Emotion, in his framework, is not excess but discipline.
“Authenticity matters most. You should be able to explain your work naturally,” he said.
He describes his creative state as deliberately restrained — a balance the brand calls “avant-garde elegance,” where experimental form meets composure rooted in Eastern sensibilities.
That restraint is visible even in color.
“It’s a color that suits restraint,” he said of black, describing it as a canvas rather than a direct emotional statement.
His process favors purity — an idea he traces to Pablo Picasso’s notion that it takes a lifetime to draw like a child.
“Purity means expressing your emotions and inspiration without over-filtering,” he said.
It also informs his technique. He prioritizes hand sketching over digital tools.
“Small differences can create huge results,” he said.
“The tactile process of making clothes matters. Even a small detail — like the placement of a button — feels different when it’s drawn by hand.”
For him, design is unfinished until worn.
“A look comes together when someone wears it,” he repeated.
“When different pieces come together on a person to create a striking look, that’s when I feel it works.”
Reinterpreting ‘han’ on stage
Nowhere did these ideas converge more clearly than in the BTS stage costumes.
The project reimagined “han” — the idiosyncratic Korean sentiment often translated as heart-wrenching sorrow — as a forward-driving force. By merging armor’s rigidity with the fluidity of hanbok, the garments were built to transform through layering, asymmetry and detachable elements.
The scale extended beyond BTS themselves to an 80-member performance team.
“Han is deeply emotional, but it also drives you forward,” he said.
“We wanted to reinterpret it as a forward-looking force.”
He described it as a “common mentality” shaped by Korea’s turbulent history — not merely grief, but resilience and momentum.
Designing for the stage
Rather than impose a single narrative, Songzio approached the BTS collection through individual character arcs.
He was particularly drawn to V’s “doryeong” concept — a young nobleman or scholar-like figure.
“It combines strength and softness, which aligns well with our direction,” he said.
The visual strategy leaned on stark contrast: black and white.
White elements cut through the potential heaviness of armor-inspired forms, sharpening visibility on stage.
Early designs also explored transformability.
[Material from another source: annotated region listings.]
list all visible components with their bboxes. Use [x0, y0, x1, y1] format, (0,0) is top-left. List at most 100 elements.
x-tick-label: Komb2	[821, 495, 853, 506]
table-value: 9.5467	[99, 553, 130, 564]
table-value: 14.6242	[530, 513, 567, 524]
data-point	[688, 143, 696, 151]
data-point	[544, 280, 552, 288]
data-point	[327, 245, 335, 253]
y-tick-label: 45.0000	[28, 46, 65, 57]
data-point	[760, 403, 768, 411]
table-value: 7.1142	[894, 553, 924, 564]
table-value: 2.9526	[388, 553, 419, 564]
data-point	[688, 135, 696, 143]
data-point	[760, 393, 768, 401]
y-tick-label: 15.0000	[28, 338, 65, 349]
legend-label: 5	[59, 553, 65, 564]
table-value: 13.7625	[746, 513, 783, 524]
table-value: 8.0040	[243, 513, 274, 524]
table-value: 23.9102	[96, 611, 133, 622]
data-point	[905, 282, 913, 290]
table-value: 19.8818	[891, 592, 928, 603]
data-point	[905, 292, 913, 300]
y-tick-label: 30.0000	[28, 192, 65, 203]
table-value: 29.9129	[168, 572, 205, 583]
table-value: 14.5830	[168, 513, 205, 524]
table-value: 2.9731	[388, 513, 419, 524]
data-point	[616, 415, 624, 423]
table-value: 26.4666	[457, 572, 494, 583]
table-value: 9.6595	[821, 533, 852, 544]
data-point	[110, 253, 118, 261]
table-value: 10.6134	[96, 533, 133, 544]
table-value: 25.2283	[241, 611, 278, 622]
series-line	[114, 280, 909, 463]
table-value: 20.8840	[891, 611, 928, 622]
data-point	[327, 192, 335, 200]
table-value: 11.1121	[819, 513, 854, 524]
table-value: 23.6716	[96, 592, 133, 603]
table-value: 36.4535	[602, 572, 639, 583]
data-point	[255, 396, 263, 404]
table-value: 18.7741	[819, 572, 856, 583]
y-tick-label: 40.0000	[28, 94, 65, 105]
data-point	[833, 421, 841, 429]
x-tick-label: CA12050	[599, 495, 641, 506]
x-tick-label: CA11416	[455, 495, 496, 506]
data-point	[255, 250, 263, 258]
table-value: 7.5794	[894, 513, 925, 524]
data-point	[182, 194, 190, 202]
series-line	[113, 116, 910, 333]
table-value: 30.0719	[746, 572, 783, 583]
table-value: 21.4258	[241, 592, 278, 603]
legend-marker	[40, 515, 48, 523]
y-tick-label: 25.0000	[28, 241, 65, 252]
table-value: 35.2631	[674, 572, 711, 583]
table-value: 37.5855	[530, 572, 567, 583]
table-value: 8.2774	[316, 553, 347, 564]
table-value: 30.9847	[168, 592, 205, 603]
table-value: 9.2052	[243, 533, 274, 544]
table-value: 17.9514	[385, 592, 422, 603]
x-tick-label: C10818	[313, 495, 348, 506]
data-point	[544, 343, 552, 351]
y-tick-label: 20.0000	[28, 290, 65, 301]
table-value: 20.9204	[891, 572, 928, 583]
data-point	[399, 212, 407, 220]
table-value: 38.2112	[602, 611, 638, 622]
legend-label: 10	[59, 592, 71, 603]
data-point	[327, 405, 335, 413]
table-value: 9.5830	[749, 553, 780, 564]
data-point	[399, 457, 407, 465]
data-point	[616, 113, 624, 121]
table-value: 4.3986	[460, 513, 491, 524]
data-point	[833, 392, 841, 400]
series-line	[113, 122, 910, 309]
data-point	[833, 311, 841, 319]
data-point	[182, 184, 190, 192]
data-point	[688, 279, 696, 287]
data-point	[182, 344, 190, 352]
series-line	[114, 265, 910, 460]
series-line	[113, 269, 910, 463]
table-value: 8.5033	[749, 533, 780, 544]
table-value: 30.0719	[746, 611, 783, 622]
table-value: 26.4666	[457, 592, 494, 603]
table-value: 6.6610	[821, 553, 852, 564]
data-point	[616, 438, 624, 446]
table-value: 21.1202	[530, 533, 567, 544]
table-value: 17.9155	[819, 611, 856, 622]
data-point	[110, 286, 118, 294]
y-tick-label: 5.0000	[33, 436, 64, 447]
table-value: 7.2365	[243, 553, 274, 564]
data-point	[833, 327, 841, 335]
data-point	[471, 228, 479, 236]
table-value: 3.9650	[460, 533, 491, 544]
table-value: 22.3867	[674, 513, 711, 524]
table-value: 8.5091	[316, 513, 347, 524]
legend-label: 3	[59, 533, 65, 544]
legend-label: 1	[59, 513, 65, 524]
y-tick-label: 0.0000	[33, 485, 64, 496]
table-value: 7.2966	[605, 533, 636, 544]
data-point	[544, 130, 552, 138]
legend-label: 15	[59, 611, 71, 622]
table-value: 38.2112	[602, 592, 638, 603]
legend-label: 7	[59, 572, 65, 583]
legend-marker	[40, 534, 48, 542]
Layered garments were engineered to evolve during performance, though achieving this without appearing visually heavy proved a technical challenge.
The brand’s ambitions extend beyond the stage. A new flagship in New York is underway, conceived not merely as retail space but as a platform for Korean artists.
Collaborations continue as well, including ongoing work with The Walt Disney Company, reinterpreting figures such as Mickey Mouse through Songzio’s distinct lens.
At its core, the philosophy remains consistent: avant-garde yet elegant, structured yet fluid, rooted in identity yet open to reinterpretation.
The Gwanghwamun stage offered a rare convergence — a moment when that philosophy reached a global audience.
More than a costume project, the collaboration placed Songzio within a broader cultural narrative, one in which Korean design actively shapes how the country presents itself to the world.
Between armor and hanbok, tradition and modernity, restraint and expression, Songzio continues to chart its course — on its own terms.